During my lifetime there have been 11 presidents. Four have been senators. John Kennedy was inspiring but actually not all that effective. Lyndon Johnson was incredibly effective but will be forever damned by Vietnam. Richard Nixon, enough said.
Barack Obama was the exception to every rule. He was only a U.S. senator for four years and before that he had been an Illinois state senator. On paper he was the least qualified candidate in my lifetime until Trump. And yet I think he did a great job because he was brilliant, had inherently good judgment, had the best interests of the country at heart, and he had gravitas. He was revolutionary only because he was the first black president. But as a leader he was practical and moderate.

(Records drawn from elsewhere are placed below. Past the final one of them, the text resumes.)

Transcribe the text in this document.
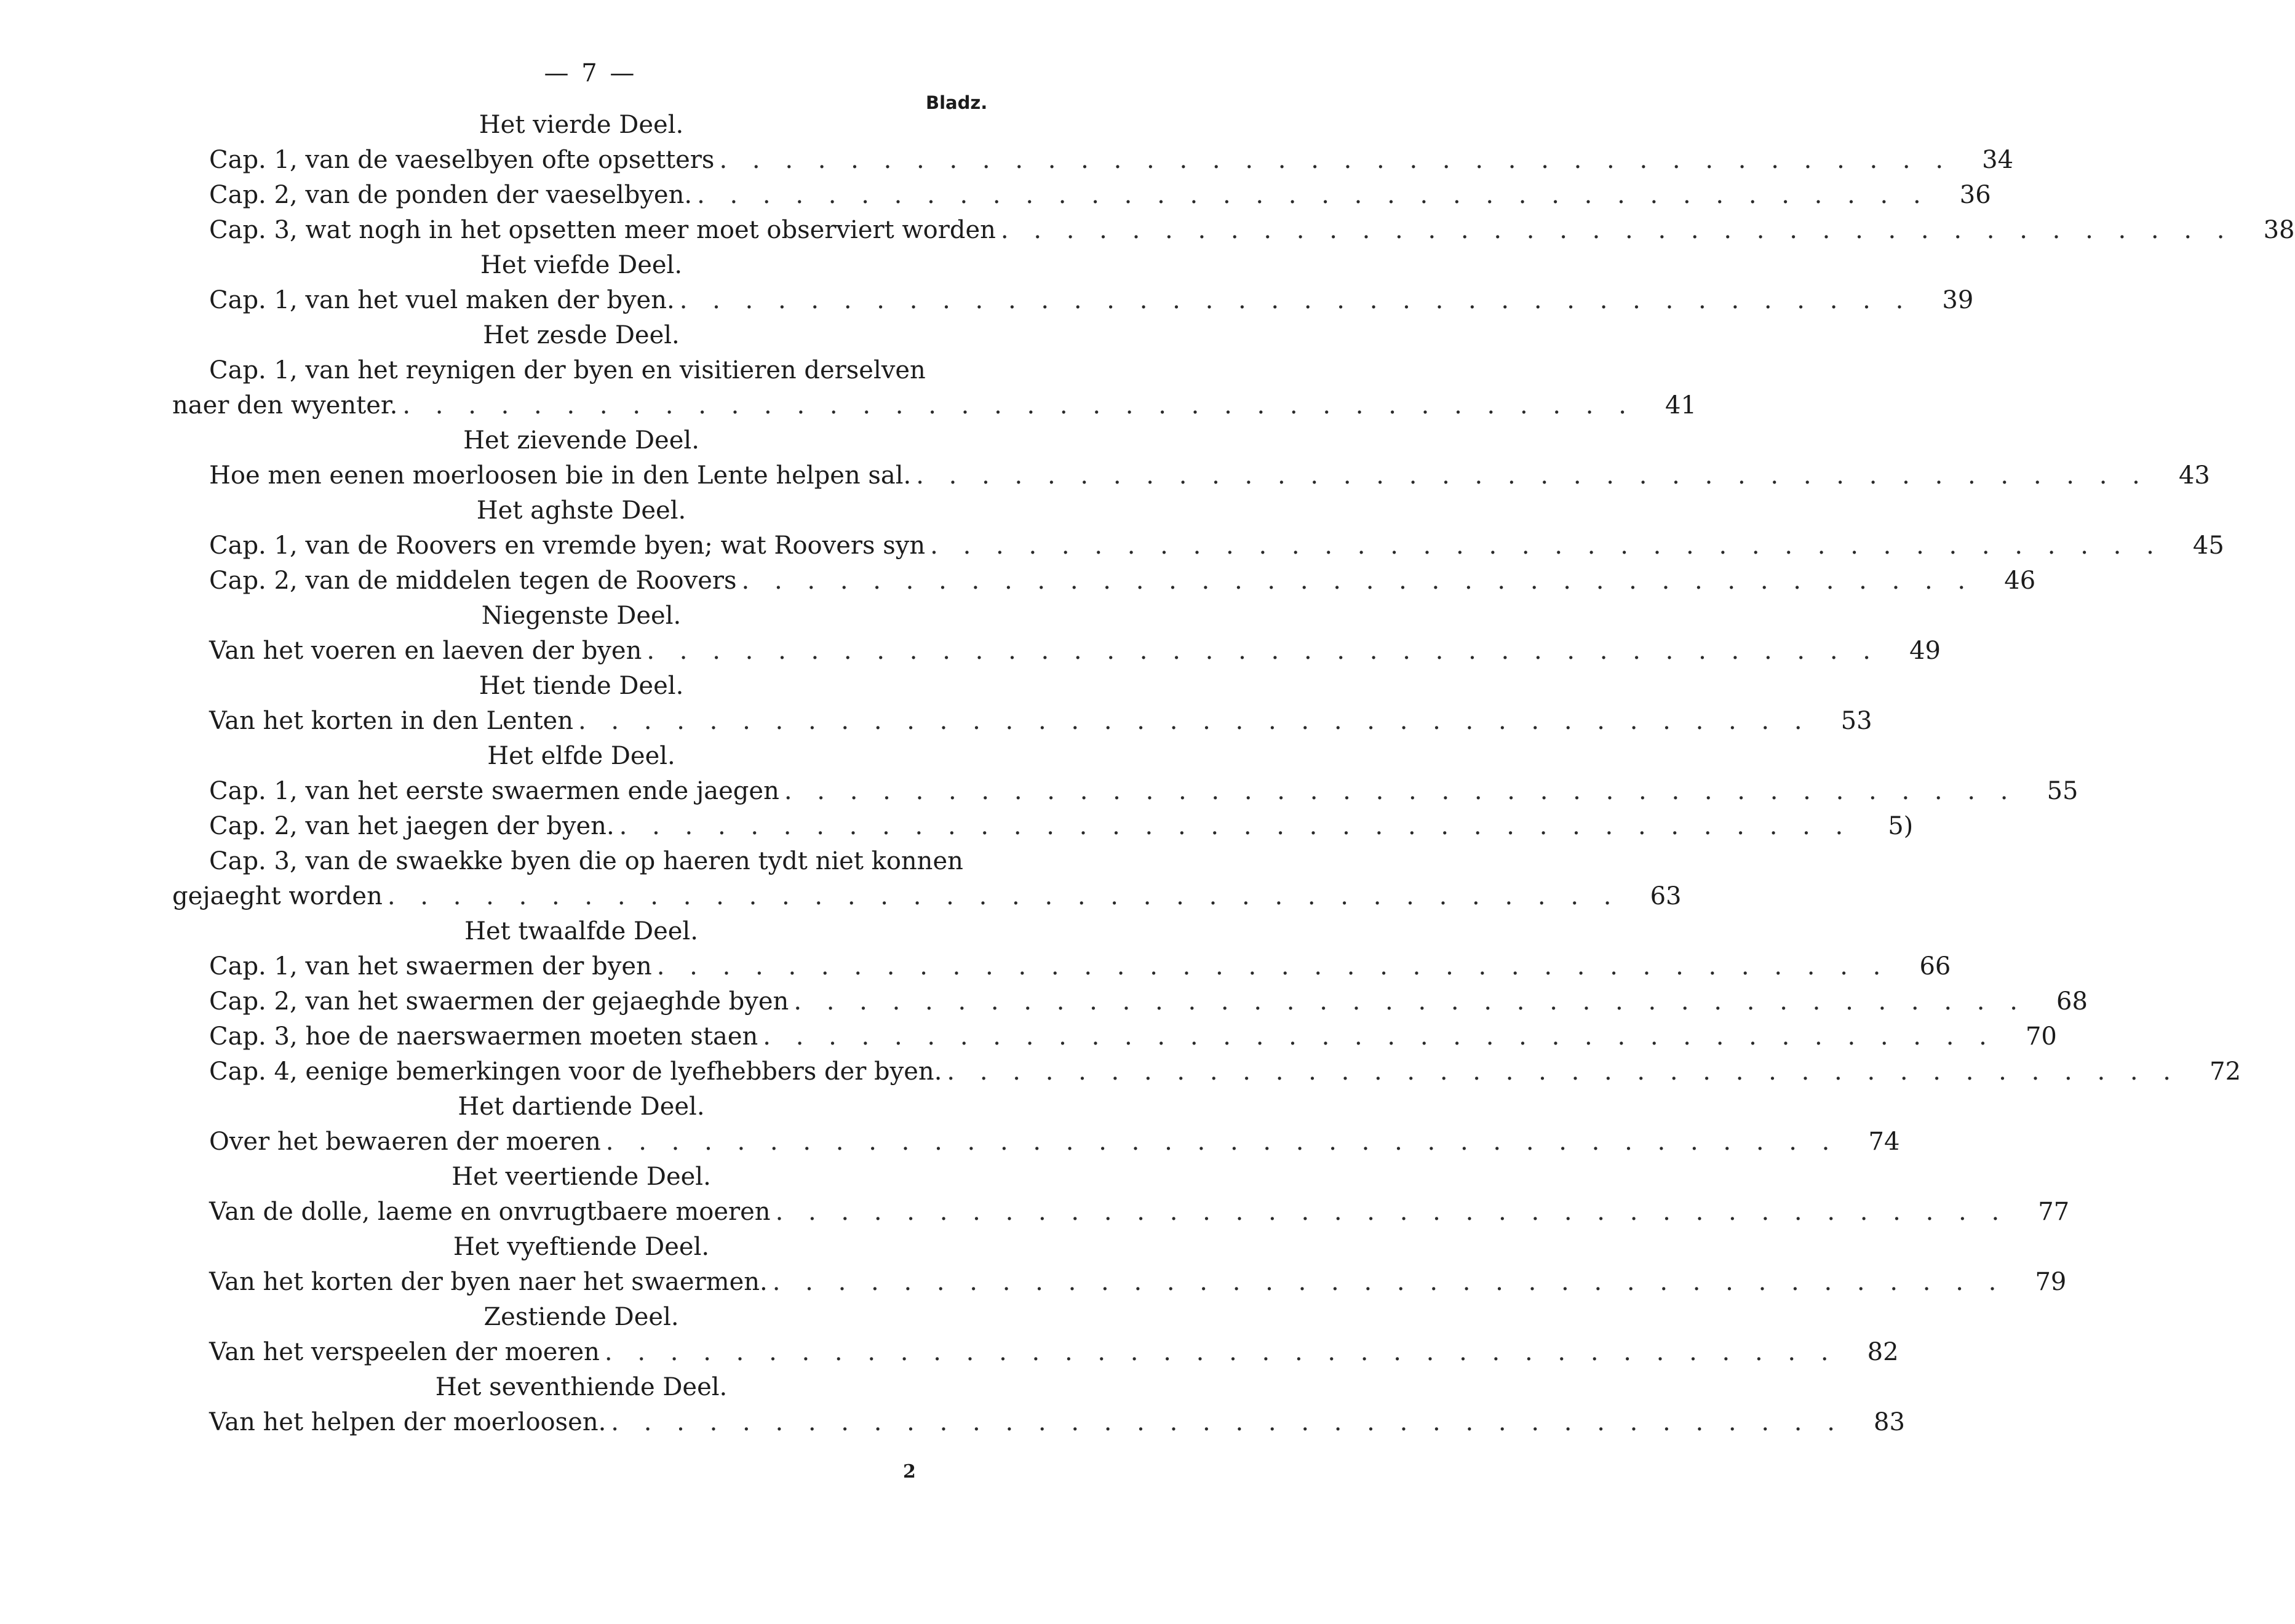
— 7 —
Bladz.
Het vierde Deel.
Cap. 1, van de vaeselbyen ofte opsetters . . . . . . . . . . . . . . . . . . . . . . . . . . . . . . . . . . . . . .	34
Cap. 2, van de ponden der vaeselbyen. . . . . . . . . . . . . . . . . . . . . . . . . . . . . . . . . . . . . . .	36
Cap. 3, wat nogh in het opsetten meer moet observiert worden . . . . . . . . . . . . . . . . . . . . . . . . . . . . . . . . . . . . . .	38
Het viefde Deel.
Cap. 1, van het vuel maken der byen. . . . . . . . . . . . . . . . . . . . . . . . . . . . . . . . . . . . . . .	39
Het zesde Deel.
Cap. 1, van het reynigen der byen en visitieren derselven
naer den wyenter. . . . . . . . . . . . . . . . . . . . . . . . . . . . . . . . . . . . . . .	41
Het zievende Deel.
Hoe men eenen moerloosen bie in den Lente helpen sal. . . . . . . . . . . . . . . . . . . . . . . . . . . . . . . . . . . . . . .	43
Het aghste Deel.
Cap. 1, van de Roovers en vremde byen; wat Roovers syn . . . . . . . . . . . . . . . . . . . . . . . . . . . . . . . . . . . . . .	45
Cap. 2, van de middelen tegen de Roovers . . . . . . . . . . . . . . . . . . . . . . . . . . . . . . . . . . . . . .	46
Niegenste Deel.
Van het voeren en laeven der byen . . . . . . . . . . . . . . . . . . . . . . . . . . . . . . . . . . . . . .	49
Het tiende Deel.
Van het korten in den Lenten . . . . . . . . . . . . . . . . . . . . . . . . . . . . . . . . . . . . . .	53
Het elfde Deel.
Cap. 1, van het eerste swaermen ende jaegen . . . . . . . . . . . . . . . . . . . . . . . . . . . . . . . . . . . . . .	55
Cap. 2, van het jaegen der byen. . . . . . . . . . . . . . . . . . . . . . . . . . . . . . . . . . . . . . .	5)
Cap. 3, van de swaekke byen die op haeren tydt niet konnen
gejaeght worden . . . . . . . . . . . . . . . . . . . . . . . . . . . . . . . . . . . . . .	63
Het twaalfde Deel.
Cap. 1, van het swaermen der byen . . . . . . . . . . . . . . . . . . . . . . . . . . . . . . . . . . . . . .	66
Cap. 2, van het swaermen der gejaeghde byen . . . . . . . . . . . . . . . . . . . . . . . . . . . . . . . . . . . . . .	68
Cap. 3, hoe de naerswaermen moeten staen . . . . . . . . . . . . . . . . . . . . . . . . . . . . . . . . . . . . . .	70
Cap. 4, eenige bemerkingen voor de lyefhebbers der byen. . . . . . . . . . . . . . . . . . . . . . . . . . . . . . . . . . . . . . .	72
Het dartiende Deel.
Over het bewaeren der moeren . . . . . . . . . . . . . . . . . . . . . . . . . . . . . . . . . . . . . .	74
Het veertiende Deel.
Van de dolle, laeme en onvrugtbaere moeren . . . . . . . . . . . . . . . . . . . . . . . . . . . . . . . . . . . . . .	77
Het vyeftiende Deel.
Van het korten der byen naer het swaermen. . . . . . . . . . . . . . . . . . . . . . . . . . . . . . . . . . . . . . .	79
Zestiende Deel.
Van het verspeelen der moeren . . . . . . . . . . . . . . . . . . . . . . . . . . . . . . . . . . . . . .	82
Het seventhiende Deel.
Van het helpen der moerloosen. . . . . . . . . . . . . . . . . . . . . . . . . . . . . . . . . . . . . . .	83
2
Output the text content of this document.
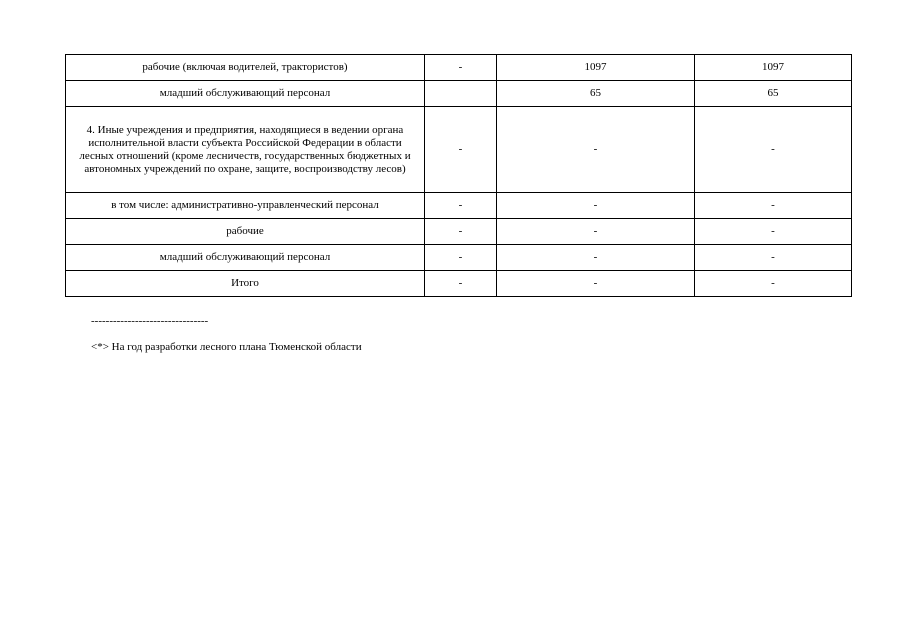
рабочие (включая водителей, трактористов)	-	1097	1097
младший обслуживающий персонал		65	65
4. Иные учреждения и предприятия, находящиеся в ведении органа исполнительной власти субъекта Российской Федерации в области лесных отношений (кроме лесничеств, государственных бюджетных и автономных учреждений по охране, защите, воспроизводству лесов)	-	-	-
в том числе: административно-управленческий персонал	-	-	-
рабочие	-	-	-
младший обслуживающий персонал	-	-	-
Итого	-	-	-
--------------------------------
<*> На год разработки лесного плана Тюменской области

He should be named an honorary mayor.
All of those things apply to Buttigieg and I would argue that he is better qualified for having served seven years as a mayor than Obama was for having served a handful of years in the U.S. Senate plus some undistinguished years as a state legislator at that point in his career.
Now, of course, it looks like former New York Mayor Michael Bloomberg is getting into the race. That makes me nervous for the politics of it. I’m worried that he will just fracture the Democratic moderates and deliver the nomination to Warren, who has the best chance of losing to Trump of any of the viable candidates. According to the most recent polling in key swing states, including Wisconsin, even Sanders would have a better shot.
But there’s no question in my mind, that if he were electable, he’d be a damn good president. After all, the guy’s been a mayor.